One key player is UjoMusic, based on the Ethereum blockchain, which enables artists to manage their identities, music and licensing on their own terms. Combining the transparency of the blockchain with the innovation of smart contracts, the system also enables consumers to license the music for various purposes.
Ujo beta-tested the platform last year with “Tiny Human,” a song by award-winning British singer and songwriter Imogen Heap, and it plans to go mainstream in 2017. Heap described her platform as “trying to take away the power from top down and give power, or at least a steering, to the artist to help shape their own future.”
PeerTracks is offering a business model that could change how artists develop their fanbases and build relationships with their fans. PeerTracks is a download and streaming platform on which artists get 95 percent of the revenues.

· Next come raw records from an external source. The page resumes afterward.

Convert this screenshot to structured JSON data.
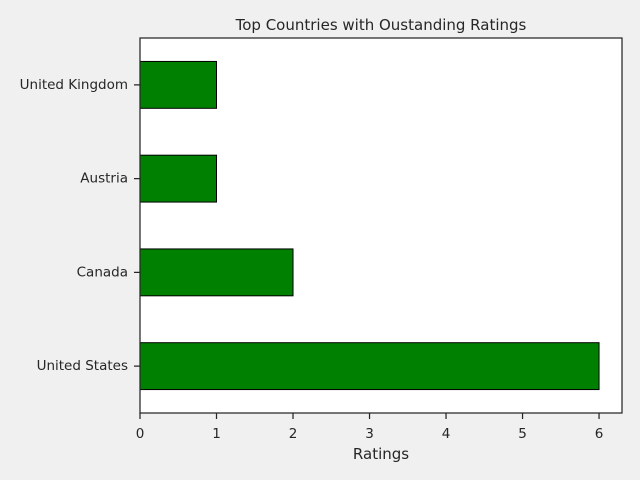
{
  "chart_data": {
    "type": "bar",
    "orientation": "horizontal",
    "title": "Top Countries with Oustanding Ratings",
    "xlabel": "Ratings",
    "ylabel": "",
    "categories": [
      "United States",
      "Canada",
      "Austria",
      "United Kingdom"
    ],
    "values": [
      6,
      2,
      1,
      1
    ],
    "xlim": [
      0,
      6.3
    ],
    "xticks": [
      "0",
      "1",
      "2",
      "3",
      "4",
      "5",
      "6"
    ],
    "grid": false,
    "colors": {
      "bar": "#008000",
      "edge": "#000000",
      "axes_bg": "#ffffff",
      "figure_bg": "#f0f0f0"
    }
  }
}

PeerTracks also introduces the concept of “Notes,” a sort of ICO token tied to artists’ profiles. While Notes do not give fans a stake in songs, albums or copyright, they can be bought, sold and traded, and their value rises as an artist’s content is downloaded or streamed off the blockchain. Artists can also use them to identify their biggest fans.
Widespread adoption of distributed ledgers within the music industry appears to be prompting a new wave of change, and compatible with contemporary models of digital music consumption and distribution. From the consumers’ perspective, very little will change. What could be fundamentally transformed would be the way that artists manage their intellectual property and control the ways that their content is used and paid for.